Rail unions say that their members have been denied pay rises for the last three years. Combined with soaring inflation, it means many workers are effectively taking a real-terms pay cut - i.e. because prices are rising so quickly, static wages are effectively worth less.
However, union chiefs conveniently ignore that none of the rail sector was put on furlough during the pandemic - this despite significantly fewer services being run. Had they been moved on the Government's furlough initiative, rail staff would have suffered an effective 20pc pay cut under the terms of the Coronavirus Job Retention Scheme.
Neither has the Government covered itself in glory, however.
Network Rail, which owns tracks, stations and signals, and train operators have been effectively nationalised. This means any pay rise above the public sector norm of 2pc has to be signed off by Westminster - and politicians want the companies to justify any increases by identifying cost savings to cushion the impact on the Exchequer.
Although the RMT has rebuffed a series of pay offers from Network Rail, train operators were not given licence to offer any more than 2pc until last month - and only then with a government condition that all on-board guards would be cut.
Such a condition is a "red line" for both the RMT and Aslef, who claim it was inserted to doom the pay deal to failure.
Last month, the condition axing on-board guards was removed as part of a revised deal that is being considered by RMT leaders. A "best and final" offer made on behalf of the government by train operators offered workers a 9pc pay rise - 5pc backdated for 2022 and 4pc in 2023.
The union's national executive committee has now decided to consult its branches on next steps and is expected to make a further announcement on whether to put it to a ballot of members in the first few days of February.
So when will this end?
Speculation persists that final decisions were delayed until after Feb 1, when 500,000 workers across multiple industries walked out.
Talks between the RMT and Network Rail have been continuing with the union demanding a series of clarifications on the minutiae of changes to working agreements, sources say.
The decision to backtrack on a condition to axe on-board guards could be a dealmaker for the RMT and ultimately Aslef in its dispute with train operators.
It's a similar situation on Network Rail, where slightly sweetened terms could be enough to break the deadlock.
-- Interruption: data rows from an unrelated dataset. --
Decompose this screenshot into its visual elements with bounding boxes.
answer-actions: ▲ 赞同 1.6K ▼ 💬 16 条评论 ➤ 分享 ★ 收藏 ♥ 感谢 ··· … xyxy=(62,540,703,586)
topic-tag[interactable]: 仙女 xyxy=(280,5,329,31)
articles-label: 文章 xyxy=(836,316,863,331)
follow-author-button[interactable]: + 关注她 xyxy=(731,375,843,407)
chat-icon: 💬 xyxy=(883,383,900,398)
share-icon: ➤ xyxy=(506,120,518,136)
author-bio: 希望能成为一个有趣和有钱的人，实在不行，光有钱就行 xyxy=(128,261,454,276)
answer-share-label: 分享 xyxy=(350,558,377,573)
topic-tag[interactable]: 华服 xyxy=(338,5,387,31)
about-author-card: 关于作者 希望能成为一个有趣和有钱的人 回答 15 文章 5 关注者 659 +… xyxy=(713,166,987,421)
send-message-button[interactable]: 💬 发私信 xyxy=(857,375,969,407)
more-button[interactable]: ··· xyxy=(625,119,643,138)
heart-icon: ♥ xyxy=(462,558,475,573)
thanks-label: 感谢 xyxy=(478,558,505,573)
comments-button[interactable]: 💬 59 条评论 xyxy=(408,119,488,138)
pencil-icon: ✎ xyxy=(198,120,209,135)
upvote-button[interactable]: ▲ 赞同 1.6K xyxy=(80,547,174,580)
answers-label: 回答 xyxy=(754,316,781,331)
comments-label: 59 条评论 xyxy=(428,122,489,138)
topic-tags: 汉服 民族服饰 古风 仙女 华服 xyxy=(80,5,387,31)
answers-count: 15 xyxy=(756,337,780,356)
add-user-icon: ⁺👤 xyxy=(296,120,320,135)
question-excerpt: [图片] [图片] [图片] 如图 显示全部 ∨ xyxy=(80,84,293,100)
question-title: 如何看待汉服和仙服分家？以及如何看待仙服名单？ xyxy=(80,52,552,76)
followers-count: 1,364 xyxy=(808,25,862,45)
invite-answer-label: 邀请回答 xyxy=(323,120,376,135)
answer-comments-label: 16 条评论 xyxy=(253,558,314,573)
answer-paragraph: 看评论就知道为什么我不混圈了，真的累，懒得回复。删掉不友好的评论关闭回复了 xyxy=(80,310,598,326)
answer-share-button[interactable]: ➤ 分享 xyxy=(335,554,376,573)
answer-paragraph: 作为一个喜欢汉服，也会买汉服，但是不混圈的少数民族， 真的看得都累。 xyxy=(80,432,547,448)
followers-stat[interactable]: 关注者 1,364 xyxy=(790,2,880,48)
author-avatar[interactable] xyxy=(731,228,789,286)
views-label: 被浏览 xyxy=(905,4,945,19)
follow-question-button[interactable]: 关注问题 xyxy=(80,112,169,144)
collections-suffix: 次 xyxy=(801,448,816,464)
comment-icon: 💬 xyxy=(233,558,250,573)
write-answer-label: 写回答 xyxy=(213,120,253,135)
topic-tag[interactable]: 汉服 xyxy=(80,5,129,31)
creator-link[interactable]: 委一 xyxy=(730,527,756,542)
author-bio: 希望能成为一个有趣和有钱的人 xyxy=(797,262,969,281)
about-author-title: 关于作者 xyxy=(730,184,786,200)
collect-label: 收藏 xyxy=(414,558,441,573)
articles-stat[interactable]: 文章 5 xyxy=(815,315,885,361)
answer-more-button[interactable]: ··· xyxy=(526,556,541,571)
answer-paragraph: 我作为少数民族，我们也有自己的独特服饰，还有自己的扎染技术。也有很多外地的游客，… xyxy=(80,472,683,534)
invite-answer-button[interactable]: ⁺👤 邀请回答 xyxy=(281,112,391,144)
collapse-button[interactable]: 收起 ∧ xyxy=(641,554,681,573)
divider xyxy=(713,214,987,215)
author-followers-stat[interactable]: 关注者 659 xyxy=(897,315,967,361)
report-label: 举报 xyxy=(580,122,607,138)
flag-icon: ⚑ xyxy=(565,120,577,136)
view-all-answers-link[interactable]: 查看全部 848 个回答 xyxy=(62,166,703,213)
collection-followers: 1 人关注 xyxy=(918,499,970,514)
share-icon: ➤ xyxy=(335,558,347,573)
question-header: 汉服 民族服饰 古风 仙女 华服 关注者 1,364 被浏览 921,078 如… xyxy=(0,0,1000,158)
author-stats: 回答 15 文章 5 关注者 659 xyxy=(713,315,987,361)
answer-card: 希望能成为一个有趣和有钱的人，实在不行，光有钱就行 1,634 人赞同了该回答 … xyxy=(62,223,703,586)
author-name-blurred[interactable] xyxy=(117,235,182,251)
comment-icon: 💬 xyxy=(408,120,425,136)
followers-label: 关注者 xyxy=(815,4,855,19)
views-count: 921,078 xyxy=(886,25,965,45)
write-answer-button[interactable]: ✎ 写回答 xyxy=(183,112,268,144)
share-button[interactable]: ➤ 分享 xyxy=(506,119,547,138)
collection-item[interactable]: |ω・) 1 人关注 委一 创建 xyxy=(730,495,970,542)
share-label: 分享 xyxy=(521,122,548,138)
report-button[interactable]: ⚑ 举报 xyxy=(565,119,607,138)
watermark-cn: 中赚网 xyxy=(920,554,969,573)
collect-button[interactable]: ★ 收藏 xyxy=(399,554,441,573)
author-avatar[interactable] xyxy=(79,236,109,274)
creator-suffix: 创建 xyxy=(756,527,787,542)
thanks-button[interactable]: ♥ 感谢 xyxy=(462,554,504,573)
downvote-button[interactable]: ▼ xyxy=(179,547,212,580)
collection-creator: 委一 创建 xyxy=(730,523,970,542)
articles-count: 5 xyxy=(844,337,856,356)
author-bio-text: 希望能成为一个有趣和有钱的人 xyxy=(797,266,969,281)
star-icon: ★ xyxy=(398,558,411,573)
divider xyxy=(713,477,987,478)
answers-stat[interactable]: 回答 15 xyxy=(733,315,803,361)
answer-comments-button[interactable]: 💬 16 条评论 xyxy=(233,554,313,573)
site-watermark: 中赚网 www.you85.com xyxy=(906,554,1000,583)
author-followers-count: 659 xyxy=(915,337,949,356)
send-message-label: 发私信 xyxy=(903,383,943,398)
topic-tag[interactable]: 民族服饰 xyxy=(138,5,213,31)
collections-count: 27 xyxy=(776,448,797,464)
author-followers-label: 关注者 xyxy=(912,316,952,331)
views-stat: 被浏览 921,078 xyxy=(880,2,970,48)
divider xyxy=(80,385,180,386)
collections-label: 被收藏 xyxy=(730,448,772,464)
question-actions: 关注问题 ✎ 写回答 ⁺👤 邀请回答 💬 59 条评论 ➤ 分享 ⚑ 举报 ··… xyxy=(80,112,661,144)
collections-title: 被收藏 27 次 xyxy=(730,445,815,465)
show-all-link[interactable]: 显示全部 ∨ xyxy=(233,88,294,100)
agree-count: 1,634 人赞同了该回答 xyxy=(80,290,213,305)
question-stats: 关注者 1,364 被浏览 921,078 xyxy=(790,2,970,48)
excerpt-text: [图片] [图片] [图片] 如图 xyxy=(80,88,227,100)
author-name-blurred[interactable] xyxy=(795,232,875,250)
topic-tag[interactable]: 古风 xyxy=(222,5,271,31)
Mick Lynch from the RMT is under growing pressure from his members to come to an agreement. They have lost 18 days worth of pay since the start of the spat - as well as missing on a lump sum payout relating to 2022 and an increase this year.
For Mick Whelan at Aslef, it is a different sort of pressure. The drivers union is seen as less militant - but will still stick by his demands for wage increases near or even at inflation rates.
Fears within Aslef also persist that the union is being kept at arm's length while train operators strike a deal with the RMT. It would be an outlandish move, but the concern is that the government and train operators will agree to on-board guards with the RMT before offering Aslef a significantly higher pay increase in return for a condition that sees guards scrapped under their agreement - thereby undermining any commitments to the RMT in the process.